IN THE OXFORD BROTHERHOOD by Guillermo Martinez (Little Brown, £16.99) “G,” an Argentinian mathematics student in Oxford in 1994, is drawn into a deadly mystery through his mentor’s involvement in an academic society of Lewis Carroll admirers.

A young researcher claims to have made an astonishing discovery concerning one of the great mysteries of Carroll’s life. It’s the question which has overshadowed study of the author of the Alice books since the 1950s — the nature of his relationship with little girls, which to modern sensibilities is highly troubling.

When the researcher almost dies in a suspicious accident, G must uncover the truth of puzzles old and new to prevent further bloodshed.

A well-researched literary thriller, dripping with Oxonian atmosphere, this is also an absorbing detective story.

Repentance by Eloisa Diaz (Weidenfeld & Nicolson, £13.99) is the debut novel of a Spanish author of Argentinian parentage.

Writing in English, she sets the novel in the Buenos Aires of the 1980s dictatorship and of the supposed democracy of 2001, where disillusioned police Inspector Alzada has tried to keep his head down through all the political changes despite his left-wing youth.

His own family has suffered as others have, and he is determined they won’t suffer again. But when he is handed the case of a missing woman belonging to one of the city’s richest families, his see-no-evil strategy may no longer be sustainable. Perhaps it’s time for Alvarez to make amends to his conscience.

This superbly written political conspiracy thriller shuns both sentimentality and cynicism.

Powder Smoke by Andrew Martin (Corsair, £16.99) is the 10th book in the series about 1920s railway police detective Jim Stringer of York.

This time he becomes entangled with a love triangle between a film producer, a bewitching actress and the hot-headed star of a sharpshooting show. The moment he meets them, Jim knows their relationship can only end in violence.

There is a depth of thought and feeling to Martin’s work in this exceptional series, which is heightened by a dry humour and an evocative mastery of his settings.

A quarter of a century ago, as Shadow of a  Doubt by Michelle Davies (Orion, £8.99) begins, nine-year-old Cara has been taken from her family home to a psychiatric unit and never sees her parents again. A sloppy police investigation has concluded that she was responsible for her younger brother’s death.

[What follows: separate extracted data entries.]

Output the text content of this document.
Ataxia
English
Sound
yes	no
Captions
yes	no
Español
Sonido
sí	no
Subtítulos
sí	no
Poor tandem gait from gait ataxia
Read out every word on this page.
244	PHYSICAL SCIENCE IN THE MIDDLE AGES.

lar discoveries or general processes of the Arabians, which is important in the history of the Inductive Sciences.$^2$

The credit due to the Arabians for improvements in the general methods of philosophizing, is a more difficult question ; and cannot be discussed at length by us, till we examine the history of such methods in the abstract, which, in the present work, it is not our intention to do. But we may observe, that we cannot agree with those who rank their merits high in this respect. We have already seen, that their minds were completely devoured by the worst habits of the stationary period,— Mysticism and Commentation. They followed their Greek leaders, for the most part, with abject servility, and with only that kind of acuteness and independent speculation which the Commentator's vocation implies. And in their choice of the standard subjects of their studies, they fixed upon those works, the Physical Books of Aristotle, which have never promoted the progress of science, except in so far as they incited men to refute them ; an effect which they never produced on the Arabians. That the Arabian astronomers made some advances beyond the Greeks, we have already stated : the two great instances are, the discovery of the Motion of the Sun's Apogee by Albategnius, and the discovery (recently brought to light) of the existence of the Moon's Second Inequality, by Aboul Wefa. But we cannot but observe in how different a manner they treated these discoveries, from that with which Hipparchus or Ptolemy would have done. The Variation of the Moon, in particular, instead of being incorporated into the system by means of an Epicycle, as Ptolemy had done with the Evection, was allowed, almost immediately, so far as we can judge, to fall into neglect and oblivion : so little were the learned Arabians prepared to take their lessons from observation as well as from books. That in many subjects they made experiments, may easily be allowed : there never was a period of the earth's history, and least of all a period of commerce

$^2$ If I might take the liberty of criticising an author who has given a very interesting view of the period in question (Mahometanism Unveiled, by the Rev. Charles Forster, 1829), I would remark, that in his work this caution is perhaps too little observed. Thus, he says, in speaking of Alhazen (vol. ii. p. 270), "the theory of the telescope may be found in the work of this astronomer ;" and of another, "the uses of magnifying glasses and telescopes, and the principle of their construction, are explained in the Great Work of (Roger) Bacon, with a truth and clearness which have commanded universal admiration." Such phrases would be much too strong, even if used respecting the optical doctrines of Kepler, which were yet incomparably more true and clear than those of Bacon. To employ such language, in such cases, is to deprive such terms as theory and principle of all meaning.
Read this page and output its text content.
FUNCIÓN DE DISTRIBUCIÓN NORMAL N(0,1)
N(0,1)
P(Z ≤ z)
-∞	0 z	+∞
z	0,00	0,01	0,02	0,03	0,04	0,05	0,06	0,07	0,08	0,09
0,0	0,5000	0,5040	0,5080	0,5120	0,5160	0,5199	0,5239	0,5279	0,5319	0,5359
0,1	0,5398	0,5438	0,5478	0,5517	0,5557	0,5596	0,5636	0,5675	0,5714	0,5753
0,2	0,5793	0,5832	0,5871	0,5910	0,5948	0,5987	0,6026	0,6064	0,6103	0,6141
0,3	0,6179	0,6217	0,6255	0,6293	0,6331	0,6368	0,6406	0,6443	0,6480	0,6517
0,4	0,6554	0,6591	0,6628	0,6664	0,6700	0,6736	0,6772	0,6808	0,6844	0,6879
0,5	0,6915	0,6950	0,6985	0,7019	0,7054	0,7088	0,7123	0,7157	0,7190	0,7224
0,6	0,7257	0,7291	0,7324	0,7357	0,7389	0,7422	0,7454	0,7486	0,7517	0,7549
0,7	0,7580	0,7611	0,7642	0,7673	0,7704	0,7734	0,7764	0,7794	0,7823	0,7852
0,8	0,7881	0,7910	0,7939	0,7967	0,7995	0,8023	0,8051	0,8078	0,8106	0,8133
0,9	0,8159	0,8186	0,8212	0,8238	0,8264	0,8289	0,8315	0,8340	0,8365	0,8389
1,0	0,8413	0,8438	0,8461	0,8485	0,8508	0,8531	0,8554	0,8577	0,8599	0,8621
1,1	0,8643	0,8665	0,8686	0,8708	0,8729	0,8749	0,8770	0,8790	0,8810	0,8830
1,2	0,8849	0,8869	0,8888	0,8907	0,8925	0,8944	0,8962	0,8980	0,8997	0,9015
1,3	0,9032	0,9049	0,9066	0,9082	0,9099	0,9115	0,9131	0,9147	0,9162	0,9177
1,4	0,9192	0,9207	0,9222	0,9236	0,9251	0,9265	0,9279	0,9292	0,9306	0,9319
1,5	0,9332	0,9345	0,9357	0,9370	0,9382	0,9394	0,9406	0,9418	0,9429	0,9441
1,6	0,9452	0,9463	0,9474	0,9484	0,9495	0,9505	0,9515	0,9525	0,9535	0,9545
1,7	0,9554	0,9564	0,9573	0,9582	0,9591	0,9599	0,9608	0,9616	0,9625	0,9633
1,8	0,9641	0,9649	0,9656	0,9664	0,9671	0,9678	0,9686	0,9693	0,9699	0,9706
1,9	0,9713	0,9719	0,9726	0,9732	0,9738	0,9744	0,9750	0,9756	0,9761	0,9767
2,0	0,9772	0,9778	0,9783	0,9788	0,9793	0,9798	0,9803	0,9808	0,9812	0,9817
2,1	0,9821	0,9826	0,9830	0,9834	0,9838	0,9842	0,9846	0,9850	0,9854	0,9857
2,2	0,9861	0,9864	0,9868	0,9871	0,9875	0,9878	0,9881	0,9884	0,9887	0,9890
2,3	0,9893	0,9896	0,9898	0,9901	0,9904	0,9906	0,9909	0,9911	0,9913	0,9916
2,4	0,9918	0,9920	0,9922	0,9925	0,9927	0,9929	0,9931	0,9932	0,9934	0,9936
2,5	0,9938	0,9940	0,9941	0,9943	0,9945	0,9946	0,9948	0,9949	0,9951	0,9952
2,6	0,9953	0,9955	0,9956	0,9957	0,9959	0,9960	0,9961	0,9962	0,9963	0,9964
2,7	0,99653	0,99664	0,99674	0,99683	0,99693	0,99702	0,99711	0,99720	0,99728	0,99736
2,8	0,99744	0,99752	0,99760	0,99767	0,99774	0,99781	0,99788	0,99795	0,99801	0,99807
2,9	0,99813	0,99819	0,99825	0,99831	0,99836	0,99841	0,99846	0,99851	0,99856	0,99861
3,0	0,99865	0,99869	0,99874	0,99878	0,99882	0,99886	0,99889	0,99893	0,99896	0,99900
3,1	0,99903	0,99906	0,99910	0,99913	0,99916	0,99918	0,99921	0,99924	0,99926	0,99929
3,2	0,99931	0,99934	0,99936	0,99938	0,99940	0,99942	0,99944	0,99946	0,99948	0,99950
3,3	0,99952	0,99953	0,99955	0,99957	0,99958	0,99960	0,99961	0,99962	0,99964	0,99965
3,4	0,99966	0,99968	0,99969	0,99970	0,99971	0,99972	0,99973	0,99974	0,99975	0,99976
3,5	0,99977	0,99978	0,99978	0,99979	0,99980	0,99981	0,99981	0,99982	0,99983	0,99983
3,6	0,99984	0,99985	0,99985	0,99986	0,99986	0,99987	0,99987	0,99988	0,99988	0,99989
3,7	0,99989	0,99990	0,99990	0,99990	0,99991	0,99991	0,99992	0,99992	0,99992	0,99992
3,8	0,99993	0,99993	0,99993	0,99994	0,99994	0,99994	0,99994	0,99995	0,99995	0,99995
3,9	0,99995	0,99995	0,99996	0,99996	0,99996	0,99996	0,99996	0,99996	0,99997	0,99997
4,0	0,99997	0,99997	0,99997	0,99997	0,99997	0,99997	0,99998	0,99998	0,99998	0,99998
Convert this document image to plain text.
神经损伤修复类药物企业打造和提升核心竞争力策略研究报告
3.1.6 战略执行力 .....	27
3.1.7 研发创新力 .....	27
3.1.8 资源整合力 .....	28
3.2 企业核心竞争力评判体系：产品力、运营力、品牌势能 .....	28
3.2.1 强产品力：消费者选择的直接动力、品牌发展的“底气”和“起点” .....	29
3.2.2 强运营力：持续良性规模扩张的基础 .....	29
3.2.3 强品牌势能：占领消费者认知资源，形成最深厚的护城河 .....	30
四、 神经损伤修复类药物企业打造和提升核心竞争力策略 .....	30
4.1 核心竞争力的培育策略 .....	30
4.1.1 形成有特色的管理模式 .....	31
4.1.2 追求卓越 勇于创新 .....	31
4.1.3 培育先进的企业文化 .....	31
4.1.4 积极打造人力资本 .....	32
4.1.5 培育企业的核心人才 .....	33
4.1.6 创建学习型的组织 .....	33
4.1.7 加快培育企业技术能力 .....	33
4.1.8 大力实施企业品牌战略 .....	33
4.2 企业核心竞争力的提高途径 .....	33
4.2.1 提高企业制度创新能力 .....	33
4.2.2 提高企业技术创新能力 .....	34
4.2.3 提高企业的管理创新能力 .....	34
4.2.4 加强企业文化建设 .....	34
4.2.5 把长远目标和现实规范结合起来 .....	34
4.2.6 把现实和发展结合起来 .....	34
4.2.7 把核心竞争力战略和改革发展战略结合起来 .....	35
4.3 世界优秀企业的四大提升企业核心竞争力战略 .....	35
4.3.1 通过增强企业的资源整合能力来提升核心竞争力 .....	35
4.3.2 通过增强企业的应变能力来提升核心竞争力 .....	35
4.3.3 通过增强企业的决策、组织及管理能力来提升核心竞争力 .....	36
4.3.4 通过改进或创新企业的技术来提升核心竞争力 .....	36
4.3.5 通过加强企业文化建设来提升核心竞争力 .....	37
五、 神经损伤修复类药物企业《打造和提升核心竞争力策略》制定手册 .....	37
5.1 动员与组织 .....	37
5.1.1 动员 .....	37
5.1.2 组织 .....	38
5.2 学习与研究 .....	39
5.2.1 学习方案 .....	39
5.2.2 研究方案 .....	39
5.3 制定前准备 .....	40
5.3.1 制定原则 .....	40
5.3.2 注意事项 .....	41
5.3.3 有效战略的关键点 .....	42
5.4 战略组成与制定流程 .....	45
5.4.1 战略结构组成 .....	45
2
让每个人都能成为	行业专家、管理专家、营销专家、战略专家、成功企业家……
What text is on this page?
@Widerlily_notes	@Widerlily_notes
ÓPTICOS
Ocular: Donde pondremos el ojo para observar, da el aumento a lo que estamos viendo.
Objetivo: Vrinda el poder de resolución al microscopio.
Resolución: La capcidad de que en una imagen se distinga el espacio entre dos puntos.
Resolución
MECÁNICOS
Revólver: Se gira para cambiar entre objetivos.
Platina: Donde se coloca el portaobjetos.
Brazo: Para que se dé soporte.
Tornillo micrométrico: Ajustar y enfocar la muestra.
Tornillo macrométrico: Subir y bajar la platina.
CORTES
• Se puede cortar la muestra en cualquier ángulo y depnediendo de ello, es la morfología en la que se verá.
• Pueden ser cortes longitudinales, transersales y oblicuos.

Despite her stubborn insistence that he was killed by a poltergeist named Limey Stan, she was eventually transferred to the care of loving foster parents who helped her rebuild a life.

Now living and working in Essex under a false name, she has never been back to her home town, where she is still remembered as a monster.

Then comes a summons to the reading of her mother’s will and perhaps a last slim chance of convincing the world of her innocence.

Davies combines top-class suspense plotting with a heart-breaking account of what happens when children are seen but not heard.